Auf der Suche nach einer Kandidatin oder einem Kandidaten für den Chefposten der EU-Kommission werden nach Angaben von Diplomaten der deutschen Verteidigungsministerin Ursula von der Leyen Chancen eingeräumt. Neben ihr werden auch die bisherige EU-Wettbewerbskommissarin Margrethe Vestager sowie die Bulgarin und Weltbank-Geschäftsführerin Kristalina Georgiewa genannt.

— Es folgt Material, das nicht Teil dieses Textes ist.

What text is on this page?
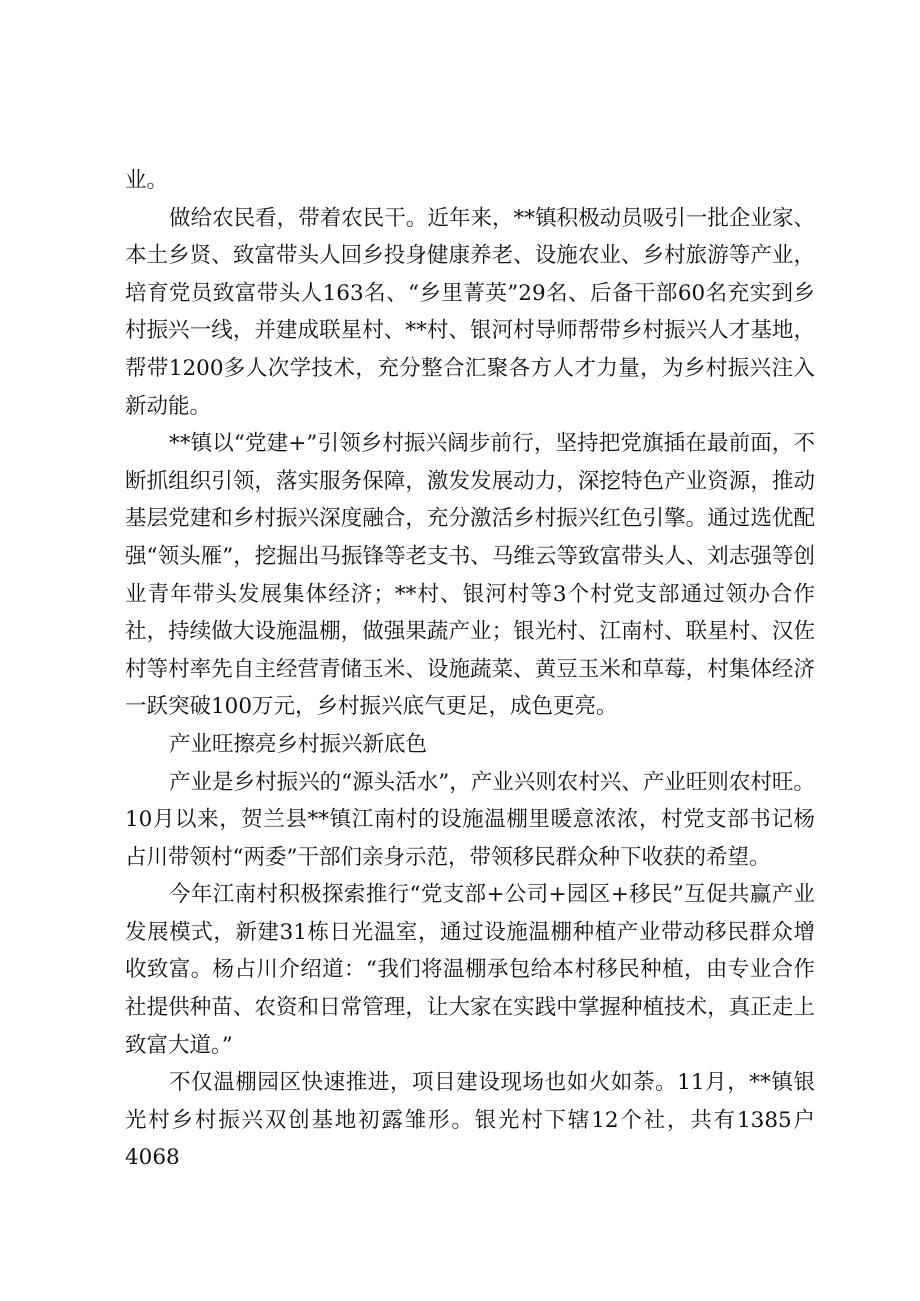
业。

做给农民看，带着农民干。近年来，**镇积极动员吸引一批企业家、本土乡贤、致富带头人回乡投身健康养老、设施农业、乡村旅游等产业，培育党员致富带头人163名、“乡里菁英”29名、后备干部60名充实到乡村振兴一线，并建成联星村、**村、银河村导师帮带乡村振兴人才基地，帮带1200多人次学技术，充分整合汇聚各方人才力量，为乡村振兴注入新动能。

**镇以“党建+”引领乡村振兴阔步前行，坚持把党旗插在最前面，不断抓组织引领，落实服务保障，激发发展动力，深挖特色产业资源，推动基层党建和乡村振兴深度融合，充分激活乡村振兴红色引擎。通过选优配强“领头雁”，挖掘出马振锋等老支书、马维云等致富带头人、刘志强等创业青年带头发展集体经济；**村、银河村等3个村党支部通过领办合作社，持续做大设施温棚，做强果蔬产业；银光村、江南村、联星村、汉佐村等村率先自主经营青储玉米、设施蔬菜、黄豆玉米和草莓，村集体经济一跃突破100万元，乡村振兴底气更足，成色更亮。

产业旺擦亮乡村振兴新底色

产业是乡村振兴的“源头活水”，产业兴则农村兴、产业旺则农村旺。10月以来，贺兰县**镇江南村的设施温棚里暖意浓浓，村党支部书记杨占川带领村“两委”干部们亲身示范，带领移民群众种下收获的希望。

今年江南村积极探索推行“党支部+公司+园区+移民”互促共赢产业发展模式，新建31栋日光温室，通过设施温棚种植产业带动移民群众增收致富。杨占川介绍道：“我们将温棚承包给本村移民种植，由专业合作社提供种苗、农资和日常管理，让大家在实践中掌握种植技术，真正走上致富大道。”

不仅温棚园区快速推进，项目建设现场也如火如荼。11月，**镇银光村乡村振兴双创基地初露雏形。银光村下辖12个社，共有1385户4068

Spekulationen über von der Leyen hatte es bereits Montagmittag gegeben. Die Deutsche war zu diesem Zeitpunkt noch als EU-Chefdiplomatin ins Gespräch gebracht, oder, wie es in Brüssel heißt: getestet worden. Die Reaktionen im Kreis der Staats- und Regierungschefs waren recht positiv, heißt es.
Die 60-Jährige ist in Brüssel keine Unbekannte, hat sich zuletzt für den Aufbau der verstärkten Verteidigungszusammenarbeit stark gemacht, und sie spricht fließend Englisch und Französisch.
„Effektiv ins Spiel gebracht“
So wuchs bei den Deutschen wohl die Versuchung, den Namen für höhere Weihen zu testen. „Wir werden heute mit neuer Kreativität an die Arbeit gehen“, sagte Kanzlerin Angela Merkel beim Eintreffen im Ratsgebäude. Kreativ – das wäre die Wahl von Ursula von der Leyen in der Tat.
Emmanuel Macron soll die Bundesverteidigungsministerin als Kommissionschefin vorgeschlagen haben. Der Vorschlag sei Teil eines Vorstoßes des französischen Präsidenten, mit dem dieser Bewegung in die festgefahrenen Verhandlungen bringen wolle, heißt es unter EU-Diplomaten in Brüssel. Dieser umfasst demnach auch die Personalie Christine Lagarde. Die Chefin des Internationalen Währungsfonds könnte demnach Chefin der Europäischen Zentralbank (EZB) werden.
Von der Leyens Name werde auch von der EVP „effektiv ins Spiel gebracht“, sagte der Minister eines EU-Landes dem SPIEGEL. Allerdings sei unklar, ob der Vorschlag ernst gemeint sei oder von den Christdemokraten nur dazu benutzt wird, in den Verhandlungen Druck zu machen.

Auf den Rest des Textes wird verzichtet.